Sepanjang jalan ia tak henti-hentinya berbicara, meskipun kelajuan motornya yang hampir mencapai maksimum. Tapi, aku senang mendengarkan tutur katanya, walau aku tahu itu hanya sekedar berjenaka. Itulah dirinya yang tak sedikitpun terlewatkan olehku. Dan aku tahu ia lebih suka begitu, sama halnya denganku yang bahagia berada di sisinya.
“Doooor,” hentaman suara itu tepat mengenai gendang telingaku, hampir pecah hingga sekejap terasa berdengung.

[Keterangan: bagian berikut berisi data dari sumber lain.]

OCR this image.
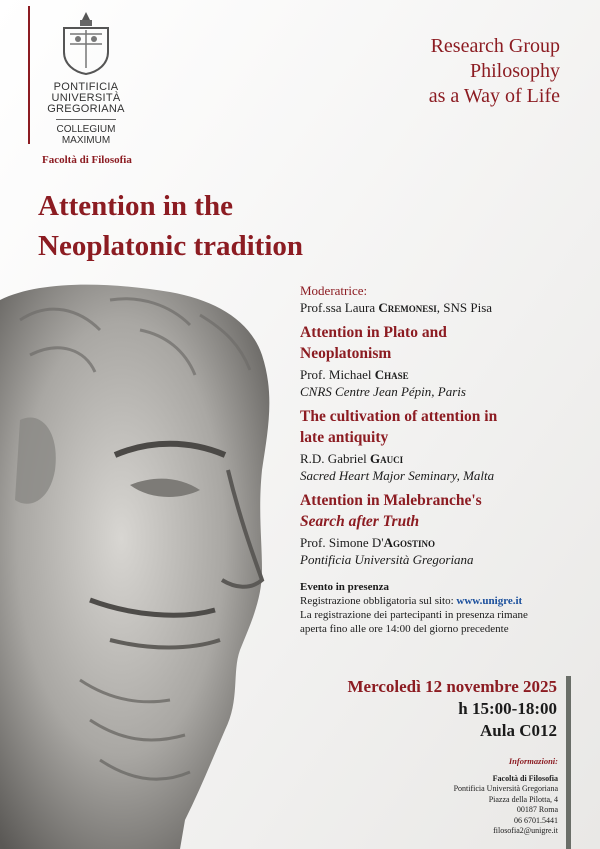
PONTIFICIA
UNIVERSITÀ
GREGORIANA
COLLEGIUM
MAXIMUM
Facoltà di Filosofia
Research Group
Philosophy
as a Way of Life
Attention in the
Neoplatonic tradition
Moderatrice:
Prof.ssa Laura Cremonesi, SNS Pisa
Attention in Plato and
Neoplatonism
Prof. Michael Chase
CNRS Centre Jean Pépin, Paris
The cultivation of attention in
late antiquity
R.D. Gabriel Gauci
Sacred Heart Major Seminary, Malta
Attention in Malebranche's
Search after Truth
Prof. Simone D'Agostino
Pontificia Università Gregoriana
Evento in presenza
Registrazione obbligatoria sul sito: www.unigre.it
La registrazione dei partecipanti in presenza rimane
aperta fino alle ore 14:00 del giorno precedente
Mercoledì 12 novembre 2025
h 15:00-18:00
Aula C012
Informazioni:
Facoltà di Filosofia
Pontificia Università Gregoriana
Piazza della Pilotta, 4
00187 Roma
06 6701.5441
filosofia2@unigre.it
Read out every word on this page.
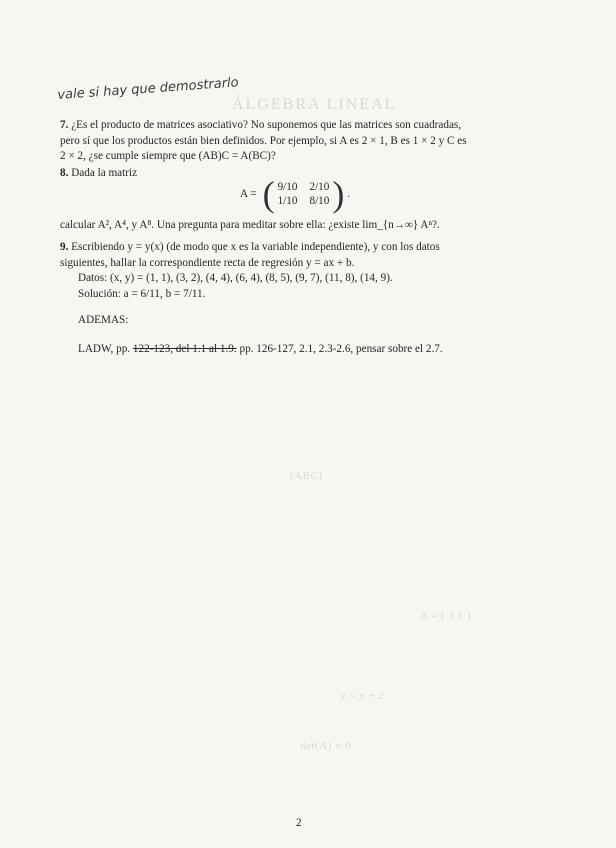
ÁLGEBRA LINEAL
(ABC)
A = ( 3 1 )
y = x + 2
det(A) = 0
vale si hay que demostrarlo
7. ¿Es el producto de matrices asociativo? No suponemos que las matrices son cuadradas,
pero sí que los productos están bien definidos. Por ejemplo, si A es 2 × 1, B es 1 × 2 y C es
2 × 2, ¿se cumple siempre que (AB)C = A(BC)?
8. Dada la matriz
A = ( 9/10 2/10
1/10 8/10 ) .
calcular A², A⁴, y A⁸. Una pregunta para meditar sobre ella: ¿existe lim_{n→∞} Aⁿ?.
9. Escribiendo y = y(x) (de modo que x es la variable independiente), y con los datos
siguientes, hallar la correspondiente recta de regresión y = ax + b.
Datos: (x, y) = (1, 1), (3, 2), (4, 4), (6, 4), (8, 5), (9, 7), (11, 8), (14, 9).
Solución: a = 6/11, b = 7/11.
ADEMAS:
LADW, pp. 122-123, del 1.1 al 1.9. pp. 126-127, 2.1, 2.3-2.6, pensar sobre el 2.7.
2
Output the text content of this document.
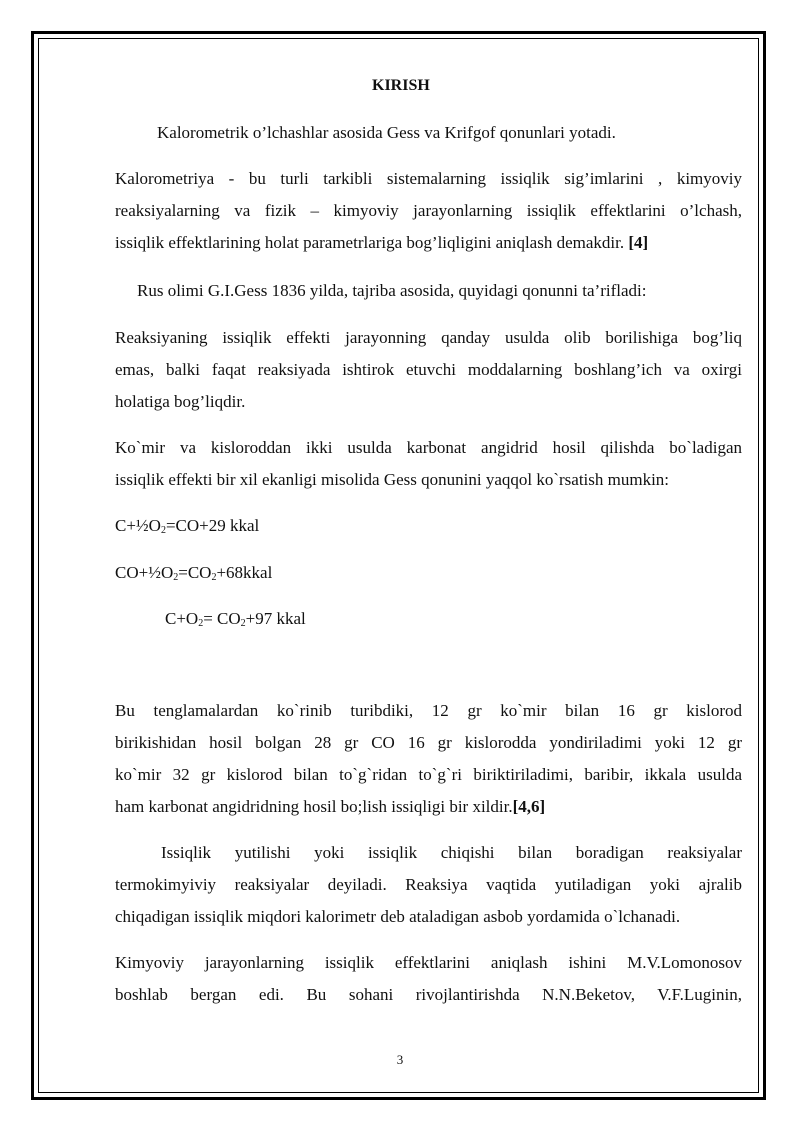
KIRISH
Kalorometrik o’lchashlar asosida Gess va Krifgof qonunlari yotadi.
Kalorometriya - bu turli tarkibli sistemalarning issiqlik sig’imlarini , kimyoviy
reaksiyalarning va fizik – kimyoviy jarayonlarning issiqlik effektlarini o’lchash,
issiqlik effektlarining holat parametrlariga bog’liqligini aniqlash demakdir. [4]
Rus olimi G.I.Gess 1836 yilda, tajriba asosida, quyidagi qonunni ta’rifladi:
Reaksiyaning issiqlik effekti jarayonning qanday usulda olib borilishiga bog’liq
emas, balki faqat reaksiyada ishtirok etuvchi moddalarning boshlang’ich va oxirgi
holatiga bog’liqdir.
Ko`mir va kisloroddan ikki usulda karbonat angidrid hosil qilishda bo`ladigan
issiqlik effekti bir xil ekanligi misolida Gess qonunini yaqqol ko`rsatish mumkin:
$C+\frac{1}{2}O_2=CO+29$ kkal
$CO+\frac{1}{2}O_2=CO_2+68kkal$
$C+O_2= CO_2+97$ kkal
Bu tenglamalardan ko`rinib turibdiki, 12 gr ko`mir bilan 16 gr kislorod
birikishidan hosil bolgan 28 gr CO 16 gr kislorodda yondiriladimi yoki 12 gr
ko`mir 32 gr kislorod bilan to`g`ridan to`g`ri biriktiriladimi, baribir, ikkala usulda
ham karbonat angidridning hosil bo;lish issiqligi bir xildir.[4,6]
Issiqlik yutilishi yoki issiqlik chiqishi bilan boradigan reaksiyalar
termokimyiviy reaksiyalar deyiladi. Reaksiya vaqtida yutiladigan yoki ajralib
chiqadigan issiqlik miqdori kalorimetr deb ataladigan asbob yordamida o`lchanadi.
Kimyoviy jarayonlarning issiqlik effektlarini aniqlash ishini M.V.Lomonosov
boshlab bergan edi. Bu sohani rivojlantirishda N.N.Beketov, V.F.Luginin,
3
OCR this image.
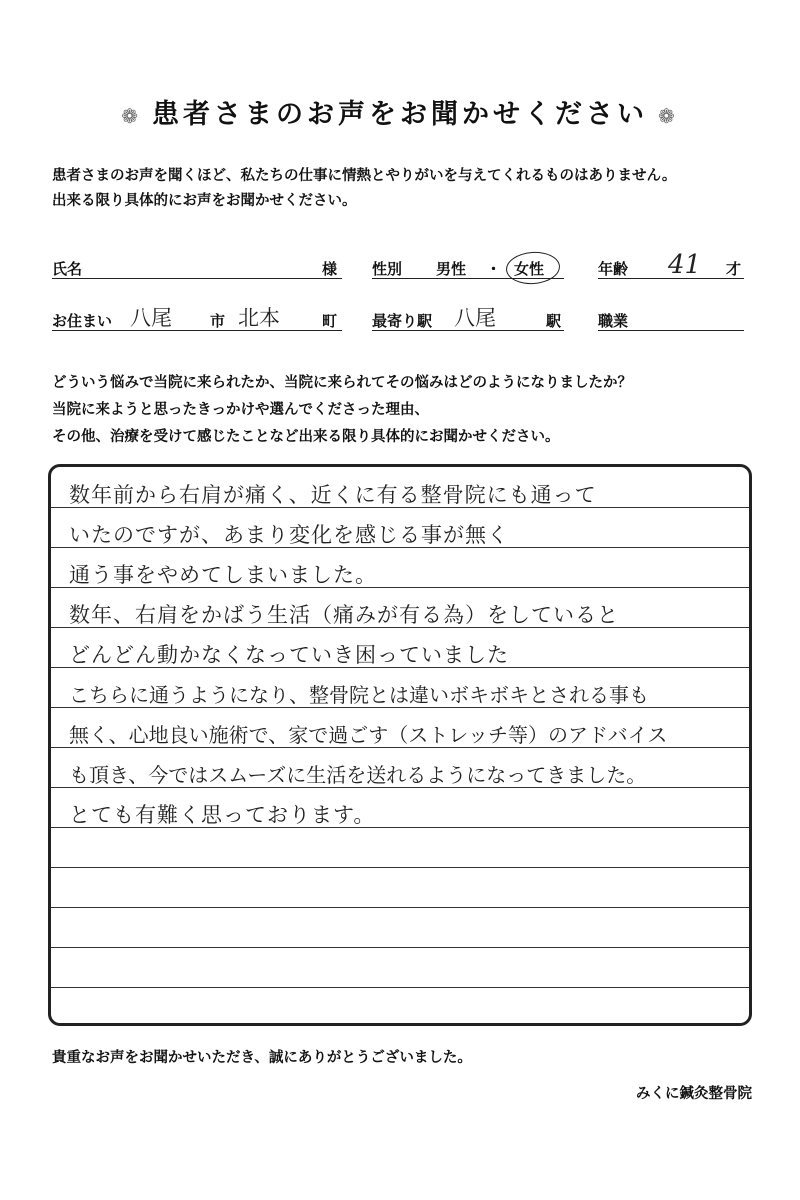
❁ 患者さまのお声をお聞かせください ❁
患者さまのお声を聞くほど、私たちの仕事に情熱とやりがいを与えてくれるものはありません。
出来る限り具体的にお声をお聞かせください。
氏名	様 性別 男性 ・ 女性	年齢 41 才
お住まい 八尾	市 北本	町 最寄り駅 八尾	駅 職業
どういう悩みで当院に来られたか、当院に来られてその悩みはどのようになりましたか？
当院に来ようと思ったきっかけや選んでくださった理由、
その他、治療を受けて感じたことなど出来る限り具体的にお聞かせください。
数年前から右肩が痛く、近くに有る整骨院にも通って
いたのですが、あまり変化を感じる事が無く
通う事をやめてしまいました。
数年、右肩をかばう生活（痛みが有る為）をしていると
どんどん動かなくなっていき困っていました
こちらに通うようになり、整骨院とは違いボキボキとされる事も
無く、心地良い施術で、家で過ごす（ストレッチ等）のアドバイス
も頂き、今ではスムーズに生活を送れるようになってきました。
とても有難く思っております。
貴重なお声をお聞かせいただき、誠にありがとうございました。
みくに鍼灸整骨院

Ah, tanpa menengokpun aku telah tahu siapa gerangan yang kurang kerjaan mengagetkanku di siang bolong, di tengah keramaian kantin. Ya, tidak salah lagi kalau bukan sahabatku yang kurasa akan terus menjadi sahabat walau kelakuannya selalu saja membuat hatiku dongkol dan entah bagaimana mampu membuat hatiku tersesat dan sejenak melupakan ikatan persahabatan yang sudah lama terjalin. Ya, Bayu memang hanya sekedar sahabat, tidak lebih dan tidak juga kurang. Tapi, entah perasaan dari mana yang menuntut hatiku meminta lebih dari hanya sekedar sahabat.
“Bayu, bisa nggak sih, seharian aja nggak ngagetin orang. Lemah jantung aku kalau terus-terusan kamu kagetin kayak gitu. Emangnya jantung terbuat dari baja apa!!” bentakku meluahkan kekesalanku padanya.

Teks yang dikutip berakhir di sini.